Franck, au contraire, va lui dans un premier temps refuser de voir : il
faudra un combat homérique avec Nada pour que, équipé
à son tour de la fameuse paire de lunettes, il accepte de voir le monde
tel qu'il est. Hélène Frappat (40) souligne qu'il s'agit
« d'un renversement crucial au coeur d'Invasion Los-Angeles, mais
aussi de toute l'oeuvre de John Carpenter dans ce qu'elle a de
subversif : renversement de l'aveugle qui acquiert un regard, de
l'individu passif qui décide de faire un choix, de l'esclave qui devient
libre - bref, de l'individu asservi qui parvient à changer les
règles du jeu. A l'issu de ce combat interminable, John Nada peut
conclure : « mon frère, une nouvelle vie commence
pour nous ». » Cette première étape du
regard est donc une étape essentielle d'après John Carpenter.
Laissons-le conclure à ce sujet : « la vue est sans aucun
doute l'un des sens les plus importants. Mais les sens, quels qu'ils soient,
peuvent produire une sensation de réalité étrange. Les
hallucinations ou les troubles de la vue sont autant de
phénomènes qui peuvent conduire l'homme à apercevoir
quelque chose de différent.

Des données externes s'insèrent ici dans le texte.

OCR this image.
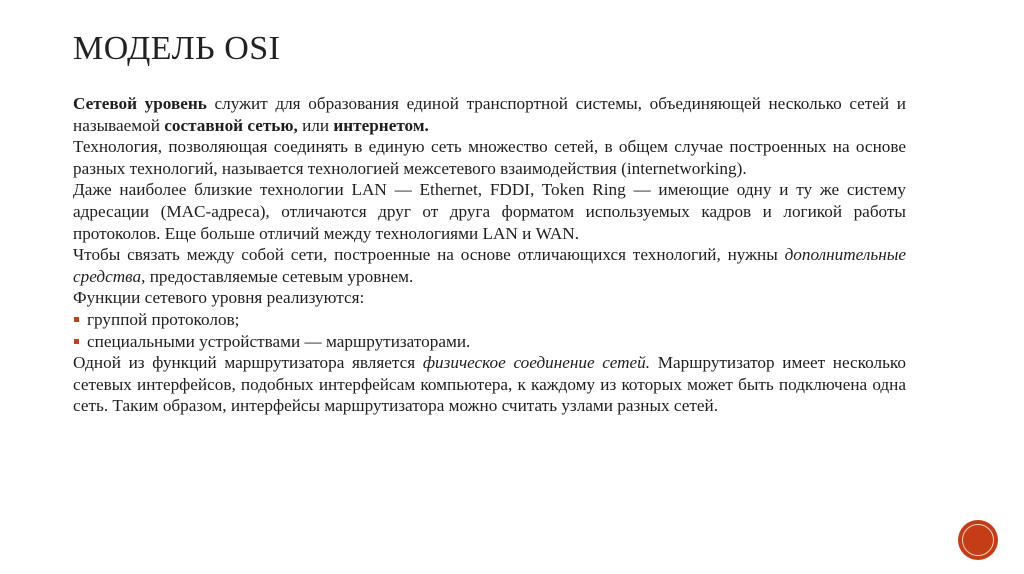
МОДЕЛЬ OSI

Сетевой уровень служит для образования единой транспортной системы, объединяющей несколько сетей и называемой составной сетью, или интернетом.

Технология, позволяющая соединять в единую сеть множество сетей, в общем случае построенных на основе разных технологий, называется технологией межсетевого взаимодействия (internetworking).

Даже наиболее близкие технологии LAN — Ethernet, FDDI, Token Ring — имеющие одну и ту же систему адресации (MAC-адреса), отличаются друг от друга форматом используемых кадров и логикой работы протоколов. Еще больше отличий между технологиями LAN и WAN.

Чтобы связать между собой сети, построенные на основе отличающихся технологий, нужны дополнительные средства, предоставляемые сетевым уровнем.

Функции сетевого уровня реализуются:

группой протоколов;
специальными устройствами — маршрутизаторами.

Одной из функций маршрутизатора является физическое соединение сетей. Маршрутизатор имеет несколько сетевых интерфейсов, подобных интерфейсам компьютера, к каждому из которых может быть подключена одна сеть. Таким образом, интерфейсы маршрутизатора можно считать узлами разных сетей.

Au cinéma, le regard est, à
l'évidence, quelque chose de fondamental. » (41)
Enfin, il s'agira pour le héros carpentérien
d'identifier clairement la menace, de comprendre
« scientifiquement » son mode de fonctionnement pour mieux
la combattre. C'est parce qu'il a compris que le miroir est le point de
traversée entre le monde de l'Anti-Dieu et le nôtre que le
père Loomis, en le brisant, peut stopper temporairement son
avènement (Le Prince des Ténèbres). C'est parce
qu'il ont identifié ses particularités biologiques que Mac-Ready
et Blair (Wilford Brimley) peuvent mettre au point un test sanguin à
même de déceler la présence de la chose (The Thing).

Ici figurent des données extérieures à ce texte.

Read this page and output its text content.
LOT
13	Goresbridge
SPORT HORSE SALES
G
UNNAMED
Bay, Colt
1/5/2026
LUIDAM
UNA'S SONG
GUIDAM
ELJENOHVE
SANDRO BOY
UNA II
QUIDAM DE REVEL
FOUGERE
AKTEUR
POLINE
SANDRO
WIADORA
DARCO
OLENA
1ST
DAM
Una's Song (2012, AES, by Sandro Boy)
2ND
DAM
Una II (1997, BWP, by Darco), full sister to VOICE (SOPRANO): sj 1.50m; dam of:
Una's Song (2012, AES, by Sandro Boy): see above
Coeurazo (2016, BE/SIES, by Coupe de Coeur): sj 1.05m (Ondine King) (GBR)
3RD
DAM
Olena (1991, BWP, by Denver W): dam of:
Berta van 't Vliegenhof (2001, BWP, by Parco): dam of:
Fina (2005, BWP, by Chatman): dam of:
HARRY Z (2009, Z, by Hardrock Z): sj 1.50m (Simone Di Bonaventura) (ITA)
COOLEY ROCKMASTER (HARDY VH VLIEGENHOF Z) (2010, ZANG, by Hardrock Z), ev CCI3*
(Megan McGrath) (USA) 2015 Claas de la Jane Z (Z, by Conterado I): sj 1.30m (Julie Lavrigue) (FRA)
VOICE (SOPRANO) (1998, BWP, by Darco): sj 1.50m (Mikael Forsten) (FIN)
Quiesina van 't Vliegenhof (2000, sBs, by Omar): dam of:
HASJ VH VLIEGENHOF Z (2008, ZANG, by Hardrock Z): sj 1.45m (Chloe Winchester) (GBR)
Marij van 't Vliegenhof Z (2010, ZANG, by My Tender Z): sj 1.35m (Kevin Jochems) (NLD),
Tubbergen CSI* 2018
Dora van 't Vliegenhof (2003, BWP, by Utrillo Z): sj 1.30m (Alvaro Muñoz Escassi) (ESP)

C'est parce que Nada et les résistants ont compris que les envahisseurs
utilisent des ondes radio afin d'asservir les humains qu'ils peuvent, en
s'attaquant à leur antenne émettrice, dévoiler leur vrai
visage à la population (Invasion Los-Angeles). C'est parce que il
s'est occupé de Myers pendant quinze longues années que le Dr
Loomis sait de quoi cette figure du Mal est capable et comment l'affronter
(Halloween). C'est enfin parce que le Dr Allan Chaffee a observé
patiemment les enfants-envahisseurs de Midwich qu'il pourra leur
résister en dressant un véritable mur mental contre leurs
pouvoirs télépathiques (Le Village des Damnés).
Celui qui tente d'affronter la menace sans avoir pris le temps de
l'étudier ne peut alors que rencontrer l'échec, et de ce fait, la
mort : ainsi, toujours dans Le Village des Damnés, lorsque
la police tente de d'éradiquer les enfants retranchés dans la
grange, ils se mettent rapidement à s'entretuer, manipulés par
les pouvoirs télépathiques des envahisseurs.